Mobile-centric security provider Lookout has released the findings of a survey report that exposes a systemic architectural failure — that traditional network perimeters are blind to mobile shadow AI.
The “Solving for the Mobile AI Blind Spot: Executive Confidence Meets Technical Reality” report, conducted with ZK Research, revealed that while almost all security executives express supreme confidence in their AI governance, workers, when companies limit which models can be used, will turn to AI in their mobile devices, creating the mobile shadow AI. In fact, 52% of all generative AI usage happens on mobile devices, the survey found, and that can lead to workers exposing source code, intellectual property and even business records to cyber attackers.
The technical reality: High spend, zero visibility
The report also found that organizations spend an average of 19% of their security budgets on AI compliance, yet traditional security frameworks aren’t designed to handle mobile-native generative and agentic AI. Among the findings in the report are:
- The Dark Traffic Route: 59% of mobile AI traffic is hidden from traditional network-discovery tools, routing directly between local apps and external clouds without ever crossing a corporate gateway.
- The Agentic Blind Spot: 68% of enterprises have zero technical visibility into autonomous AI agent workflows that inherit user identity and single sign-on (SSO) tokens to manipulate corporate records out of sight.
- The Hidden SDK Supply Chain: 72% of organizations are structurally incapable of auditing embedded AI Software Development Kits (SDKs) hidden inside benign-looking everyday mobile applications.
Enterprises are burning nearly a fifth of their security budgets trying to solve a 2026 problem with desktop-era tactics,” said Zeus Kerravala at ZK Research. “Relying on binary web-filtering completely destroys employee productivity and has forced 84% of IT leaders to actively stall business-led AI initiatives. Meanwhile, forcing all mobile data traffic to backhaul through heavy cloud sandboxes introduces crippling user latency and triggers massive cloud compute bills. You cannot secure data fluidly by turning the user’s phone into a non-functional silo. True mobile compliance must happen natively at the edge.”
Lookout AI Visibility & Governance
In the report, Lookout recommends that enterprises move from perimeter-tied discovery models and deploy a dedicated mobile-native architecture. Its Lookout AI Visibility & Governance addresses these mobile blinds spots through three pillars, the company wrote:
- Comprehensive AI Application Discovery: Instantly unmasks every AI-enabled system, background process, and embedded SDK touching corporate data fabrics to neutralize the 72% supply chain visibility gap.
- Agentic Behavior Mapping: Tracks autonomous agent actions and single sign-on permission extensions in real-time to proactively block unsanctioned workflows before data exfiltration occurs.

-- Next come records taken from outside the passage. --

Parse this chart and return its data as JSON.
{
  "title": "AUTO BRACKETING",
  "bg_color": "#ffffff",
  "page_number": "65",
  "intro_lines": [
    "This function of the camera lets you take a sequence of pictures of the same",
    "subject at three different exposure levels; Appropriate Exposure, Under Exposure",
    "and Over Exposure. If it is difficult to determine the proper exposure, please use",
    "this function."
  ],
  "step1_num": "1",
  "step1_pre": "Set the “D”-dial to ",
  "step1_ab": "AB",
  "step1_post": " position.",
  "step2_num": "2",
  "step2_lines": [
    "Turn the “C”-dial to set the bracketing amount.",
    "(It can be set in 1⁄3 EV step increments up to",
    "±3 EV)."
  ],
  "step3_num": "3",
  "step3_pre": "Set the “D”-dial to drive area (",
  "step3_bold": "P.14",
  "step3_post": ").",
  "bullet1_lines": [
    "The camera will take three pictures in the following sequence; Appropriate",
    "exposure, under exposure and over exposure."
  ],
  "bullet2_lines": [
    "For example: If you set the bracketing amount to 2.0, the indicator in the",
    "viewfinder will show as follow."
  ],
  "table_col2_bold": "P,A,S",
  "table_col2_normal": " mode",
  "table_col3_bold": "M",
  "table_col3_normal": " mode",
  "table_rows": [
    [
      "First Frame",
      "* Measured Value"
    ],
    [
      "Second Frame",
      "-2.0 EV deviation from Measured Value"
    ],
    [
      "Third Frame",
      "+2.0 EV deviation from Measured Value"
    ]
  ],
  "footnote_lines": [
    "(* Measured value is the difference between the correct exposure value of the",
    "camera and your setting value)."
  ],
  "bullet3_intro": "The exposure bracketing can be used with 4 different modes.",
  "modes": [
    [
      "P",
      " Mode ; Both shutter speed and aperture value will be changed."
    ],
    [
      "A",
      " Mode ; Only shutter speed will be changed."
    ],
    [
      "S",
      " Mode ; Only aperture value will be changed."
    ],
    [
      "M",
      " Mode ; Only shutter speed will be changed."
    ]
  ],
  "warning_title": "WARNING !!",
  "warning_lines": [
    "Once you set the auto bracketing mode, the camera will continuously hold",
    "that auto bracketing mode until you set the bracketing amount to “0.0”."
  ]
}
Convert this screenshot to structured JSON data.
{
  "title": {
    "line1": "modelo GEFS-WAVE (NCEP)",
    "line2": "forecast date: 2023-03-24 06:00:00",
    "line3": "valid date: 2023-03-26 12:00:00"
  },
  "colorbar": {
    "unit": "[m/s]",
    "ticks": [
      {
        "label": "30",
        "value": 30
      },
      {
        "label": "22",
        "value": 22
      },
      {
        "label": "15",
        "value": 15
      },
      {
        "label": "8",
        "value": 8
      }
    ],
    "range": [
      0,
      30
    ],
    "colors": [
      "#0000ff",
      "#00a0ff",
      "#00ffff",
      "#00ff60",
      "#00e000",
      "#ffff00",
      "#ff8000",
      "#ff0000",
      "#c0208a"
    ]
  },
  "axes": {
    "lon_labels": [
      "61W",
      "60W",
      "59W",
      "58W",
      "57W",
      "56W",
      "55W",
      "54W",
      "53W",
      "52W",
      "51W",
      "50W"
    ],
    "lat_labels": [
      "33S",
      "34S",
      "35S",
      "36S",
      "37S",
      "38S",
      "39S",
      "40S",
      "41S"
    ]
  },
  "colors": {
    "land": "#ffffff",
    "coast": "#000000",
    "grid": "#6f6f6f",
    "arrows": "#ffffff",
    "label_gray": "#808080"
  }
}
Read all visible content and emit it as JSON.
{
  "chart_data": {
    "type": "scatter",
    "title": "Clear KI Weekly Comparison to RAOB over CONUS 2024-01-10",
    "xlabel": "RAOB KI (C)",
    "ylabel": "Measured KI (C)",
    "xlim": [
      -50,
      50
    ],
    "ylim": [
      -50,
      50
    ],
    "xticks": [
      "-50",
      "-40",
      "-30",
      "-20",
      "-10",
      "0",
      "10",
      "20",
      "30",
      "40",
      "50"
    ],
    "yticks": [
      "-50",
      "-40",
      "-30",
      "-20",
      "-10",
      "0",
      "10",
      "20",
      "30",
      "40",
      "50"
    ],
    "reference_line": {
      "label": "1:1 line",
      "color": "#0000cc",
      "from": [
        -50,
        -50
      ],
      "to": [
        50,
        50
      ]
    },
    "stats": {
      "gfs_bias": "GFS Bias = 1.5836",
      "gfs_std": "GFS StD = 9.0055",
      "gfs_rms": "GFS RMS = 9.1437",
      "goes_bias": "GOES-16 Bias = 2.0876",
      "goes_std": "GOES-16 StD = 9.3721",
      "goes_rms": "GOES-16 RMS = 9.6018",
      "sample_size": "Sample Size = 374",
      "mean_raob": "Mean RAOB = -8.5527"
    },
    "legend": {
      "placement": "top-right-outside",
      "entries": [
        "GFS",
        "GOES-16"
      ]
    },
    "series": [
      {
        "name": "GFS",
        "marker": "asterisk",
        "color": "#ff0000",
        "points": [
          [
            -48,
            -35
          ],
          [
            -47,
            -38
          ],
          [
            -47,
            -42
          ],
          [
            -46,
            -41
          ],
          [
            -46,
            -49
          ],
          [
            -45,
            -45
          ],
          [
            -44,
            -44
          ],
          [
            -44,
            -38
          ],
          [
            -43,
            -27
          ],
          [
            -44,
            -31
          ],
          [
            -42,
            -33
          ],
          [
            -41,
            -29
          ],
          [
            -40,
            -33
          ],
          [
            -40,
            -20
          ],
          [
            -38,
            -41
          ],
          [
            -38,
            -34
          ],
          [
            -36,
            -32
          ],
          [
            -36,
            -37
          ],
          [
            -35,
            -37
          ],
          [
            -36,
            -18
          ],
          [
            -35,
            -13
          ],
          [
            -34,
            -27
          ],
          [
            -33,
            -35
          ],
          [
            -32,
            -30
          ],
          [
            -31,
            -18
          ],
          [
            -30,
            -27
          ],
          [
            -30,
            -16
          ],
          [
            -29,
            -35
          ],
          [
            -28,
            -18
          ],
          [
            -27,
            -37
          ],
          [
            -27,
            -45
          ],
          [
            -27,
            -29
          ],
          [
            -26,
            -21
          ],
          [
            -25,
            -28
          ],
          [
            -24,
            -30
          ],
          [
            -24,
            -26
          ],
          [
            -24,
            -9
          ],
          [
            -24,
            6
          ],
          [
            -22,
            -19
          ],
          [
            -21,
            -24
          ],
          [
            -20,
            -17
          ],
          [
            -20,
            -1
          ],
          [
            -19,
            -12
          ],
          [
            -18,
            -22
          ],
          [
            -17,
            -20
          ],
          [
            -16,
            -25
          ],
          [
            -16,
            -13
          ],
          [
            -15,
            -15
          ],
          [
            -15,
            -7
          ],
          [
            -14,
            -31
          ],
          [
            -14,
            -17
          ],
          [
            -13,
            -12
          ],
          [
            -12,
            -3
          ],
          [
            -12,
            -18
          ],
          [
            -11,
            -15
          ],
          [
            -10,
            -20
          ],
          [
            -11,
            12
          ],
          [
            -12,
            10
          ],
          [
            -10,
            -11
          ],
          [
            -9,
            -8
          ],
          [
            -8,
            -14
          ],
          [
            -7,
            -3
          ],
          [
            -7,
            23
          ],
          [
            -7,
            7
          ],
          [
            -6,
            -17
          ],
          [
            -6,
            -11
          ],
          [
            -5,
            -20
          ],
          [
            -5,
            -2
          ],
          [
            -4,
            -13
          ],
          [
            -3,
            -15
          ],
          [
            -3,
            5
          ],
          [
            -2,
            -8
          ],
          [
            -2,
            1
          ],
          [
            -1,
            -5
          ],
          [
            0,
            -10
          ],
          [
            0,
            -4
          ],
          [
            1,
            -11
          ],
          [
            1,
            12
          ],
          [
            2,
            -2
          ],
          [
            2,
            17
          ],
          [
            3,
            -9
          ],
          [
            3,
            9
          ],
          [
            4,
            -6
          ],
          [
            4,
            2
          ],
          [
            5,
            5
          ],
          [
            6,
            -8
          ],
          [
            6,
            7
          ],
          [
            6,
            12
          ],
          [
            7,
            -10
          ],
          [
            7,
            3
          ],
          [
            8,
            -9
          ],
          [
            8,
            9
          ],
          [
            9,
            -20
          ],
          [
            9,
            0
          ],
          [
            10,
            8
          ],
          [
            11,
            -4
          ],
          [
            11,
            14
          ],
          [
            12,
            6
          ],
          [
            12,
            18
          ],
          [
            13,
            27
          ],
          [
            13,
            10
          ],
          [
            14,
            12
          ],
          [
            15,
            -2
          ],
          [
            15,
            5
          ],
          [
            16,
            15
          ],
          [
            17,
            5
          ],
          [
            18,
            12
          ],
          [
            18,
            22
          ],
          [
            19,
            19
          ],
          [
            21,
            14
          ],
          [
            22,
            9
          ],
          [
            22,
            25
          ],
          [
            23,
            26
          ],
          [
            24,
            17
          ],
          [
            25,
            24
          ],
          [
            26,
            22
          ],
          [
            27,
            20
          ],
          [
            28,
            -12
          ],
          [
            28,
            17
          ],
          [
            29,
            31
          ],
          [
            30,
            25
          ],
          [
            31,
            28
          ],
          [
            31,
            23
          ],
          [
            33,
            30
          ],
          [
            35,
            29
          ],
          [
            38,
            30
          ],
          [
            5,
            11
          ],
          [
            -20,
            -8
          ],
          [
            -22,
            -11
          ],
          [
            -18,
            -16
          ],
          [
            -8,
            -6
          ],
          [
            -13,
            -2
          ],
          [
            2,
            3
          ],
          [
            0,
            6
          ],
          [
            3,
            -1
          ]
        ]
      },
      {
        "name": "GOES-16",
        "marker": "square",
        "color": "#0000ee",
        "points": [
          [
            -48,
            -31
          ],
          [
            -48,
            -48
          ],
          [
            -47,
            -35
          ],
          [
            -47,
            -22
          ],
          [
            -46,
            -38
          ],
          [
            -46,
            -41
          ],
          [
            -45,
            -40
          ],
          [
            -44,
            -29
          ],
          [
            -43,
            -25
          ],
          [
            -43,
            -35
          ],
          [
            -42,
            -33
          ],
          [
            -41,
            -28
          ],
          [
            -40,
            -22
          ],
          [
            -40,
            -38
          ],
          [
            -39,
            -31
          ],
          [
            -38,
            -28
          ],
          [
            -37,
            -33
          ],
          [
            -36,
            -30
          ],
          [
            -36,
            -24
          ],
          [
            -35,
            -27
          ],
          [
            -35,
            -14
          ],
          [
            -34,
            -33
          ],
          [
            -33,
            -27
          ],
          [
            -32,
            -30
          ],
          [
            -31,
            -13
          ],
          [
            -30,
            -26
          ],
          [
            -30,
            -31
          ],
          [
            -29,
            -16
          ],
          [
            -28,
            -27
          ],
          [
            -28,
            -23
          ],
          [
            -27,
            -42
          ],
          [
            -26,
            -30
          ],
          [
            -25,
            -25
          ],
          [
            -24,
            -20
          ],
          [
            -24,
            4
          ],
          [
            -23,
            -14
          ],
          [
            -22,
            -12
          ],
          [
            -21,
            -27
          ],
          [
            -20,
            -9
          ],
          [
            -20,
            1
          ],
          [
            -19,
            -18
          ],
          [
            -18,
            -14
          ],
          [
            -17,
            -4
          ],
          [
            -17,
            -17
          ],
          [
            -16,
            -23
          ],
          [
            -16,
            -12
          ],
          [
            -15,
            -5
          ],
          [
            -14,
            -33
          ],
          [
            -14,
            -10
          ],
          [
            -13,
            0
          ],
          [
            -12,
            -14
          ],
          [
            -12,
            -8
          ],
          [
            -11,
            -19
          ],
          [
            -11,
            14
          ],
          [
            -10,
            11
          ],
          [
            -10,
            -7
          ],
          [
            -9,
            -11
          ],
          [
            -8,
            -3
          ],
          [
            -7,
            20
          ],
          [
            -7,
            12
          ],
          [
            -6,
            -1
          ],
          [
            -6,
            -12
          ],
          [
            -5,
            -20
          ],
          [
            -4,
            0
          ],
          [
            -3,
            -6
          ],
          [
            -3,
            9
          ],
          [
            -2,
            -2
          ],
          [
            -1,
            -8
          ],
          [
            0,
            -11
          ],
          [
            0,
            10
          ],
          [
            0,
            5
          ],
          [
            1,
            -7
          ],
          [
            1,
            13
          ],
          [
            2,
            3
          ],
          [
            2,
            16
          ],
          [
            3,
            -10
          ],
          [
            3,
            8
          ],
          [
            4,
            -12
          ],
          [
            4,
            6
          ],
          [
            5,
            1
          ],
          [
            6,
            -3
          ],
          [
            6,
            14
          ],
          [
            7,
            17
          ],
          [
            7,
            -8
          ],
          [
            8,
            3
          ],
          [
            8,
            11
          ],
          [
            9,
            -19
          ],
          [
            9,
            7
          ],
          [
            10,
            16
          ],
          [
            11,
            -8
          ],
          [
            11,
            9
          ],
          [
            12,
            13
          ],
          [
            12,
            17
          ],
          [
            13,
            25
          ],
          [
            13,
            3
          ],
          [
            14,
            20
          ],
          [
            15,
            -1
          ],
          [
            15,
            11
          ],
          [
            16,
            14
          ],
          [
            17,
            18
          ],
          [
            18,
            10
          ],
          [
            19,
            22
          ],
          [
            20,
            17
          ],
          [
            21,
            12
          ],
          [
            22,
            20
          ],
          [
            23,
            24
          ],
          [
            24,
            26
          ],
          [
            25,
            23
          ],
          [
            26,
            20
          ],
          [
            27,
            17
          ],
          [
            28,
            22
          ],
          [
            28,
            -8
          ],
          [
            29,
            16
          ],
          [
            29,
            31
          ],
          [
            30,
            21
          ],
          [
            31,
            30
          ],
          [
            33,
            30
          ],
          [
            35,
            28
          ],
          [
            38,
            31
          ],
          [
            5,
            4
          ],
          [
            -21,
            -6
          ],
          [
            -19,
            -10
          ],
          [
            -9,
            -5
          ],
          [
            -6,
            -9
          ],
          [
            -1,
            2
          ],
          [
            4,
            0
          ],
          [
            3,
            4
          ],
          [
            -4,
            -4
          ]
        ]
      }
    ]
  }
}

- Inline Mobile Edge Data Guardrails: Enforces real-time, content-aware data loss prevention (DLP) directly on the physical device, stopping sensitive corporate properties and PII from reaching unsanctioned AI models before it can ever leave the device perimeter.
“Acceptable-use policies and passive corporate mandates are useless without active, technical enforcement at the edge,” said Firas Azmeh, president of Mobile Endpoint Security at Lookout. “AI governance has escalated to a board-level priority, with 97% of leaders agreeing it is mission-critical. Lookout systematically converts these invisible mobile liabilities into fully managed enterprise assets, giving organizations the confidence to embrace the AI revolution securely.”